Marc Ellison

Personal information
- Full name: Marc Phillip Ellison
- Born: 11 October 1986 (age 39) Lower Hutt, New Zealand
- Batting: Right-handed
- Role: Batsman

Domestic team information
- 2018–present: Northern Knights
- First-class debut: 29 May 2018 Northern v Leinster
- List A debut: 4 June 2018 Northern v Leinster

Career statistics
| Competition | FC | LA |
| Matches | 3 | 3 |
| Runs scored | 80 | 63 |
| Batting average | 13.33 | 21.00 |
| 100s/50s | 0/1 | 0/0 |
| Top score | 65 | 31 |
| Catches/stumpings | 4/– | 0/– |
- Source: Cricinfo, 28 August 2018

= Marc Ellison =

New Zealand cricketer (born 1986)

Marc Philip Ellison (born 11 October 1986) is a New Zealand cricketer.
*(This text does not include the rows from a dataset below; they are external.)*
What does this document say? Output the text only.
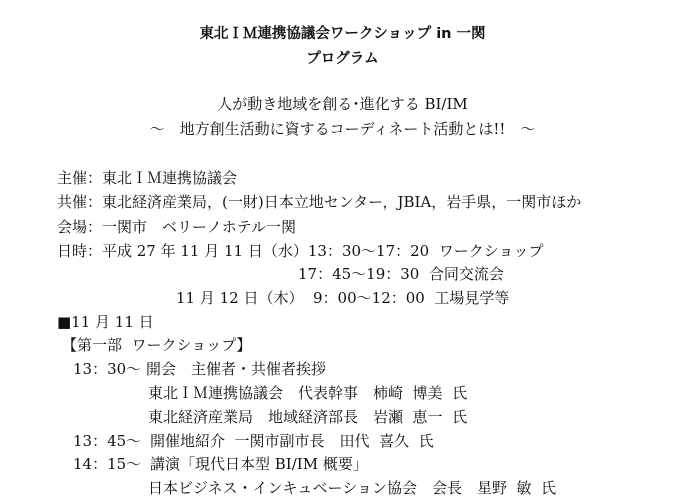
東北ＩＭ連携協議会ワークショップ in 一関
プログラム
人が動き地域を創る･進化する BI/IM
～　地方創生活動に資するコーディネート活動とは!!　～
主催：東北ＩＭ連携協議会
共催：東北経済産業局，(一財)日本立地センター，JBIA，岩手県，一関市ほか
会場：一関市　ベリーノホテル一関
日時：平成 27 年 11 月 11 日（水）13：30～17：20  ワークショップ
17：45～19：30  合同交流会
11 月 12 日（木）  9：00～12：00  工場見学等
■11 月 11 日
【第一部  ワークショップ】
13：30～ 開会　主催者・共催者挨拶
東北ＩＭ連携協議会　代表幹事　柿崎  博美  氏
東北経済産業局　地域経済部長　岩瀬  恵一  氏
13：45～ 開催地紹介  一関市副市長　田代  喜久  氏
14：15～ 講演「現代日本型 BI/IM 概要」
日本ビジネス・インキュベーション協会　会長　星野  敏  氏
He made his first-class debut for Northern Knights in the 2018 Inter-Provincial Championship on 29 May 2018. Prior to his first-class debut, he was the captain of the New Zealand squad for the 2006 Under-19 Cricket World Cup.

He made his List A debut for Northern Knights in the 2018 Inter-Provincial Cup on 4 June 2018.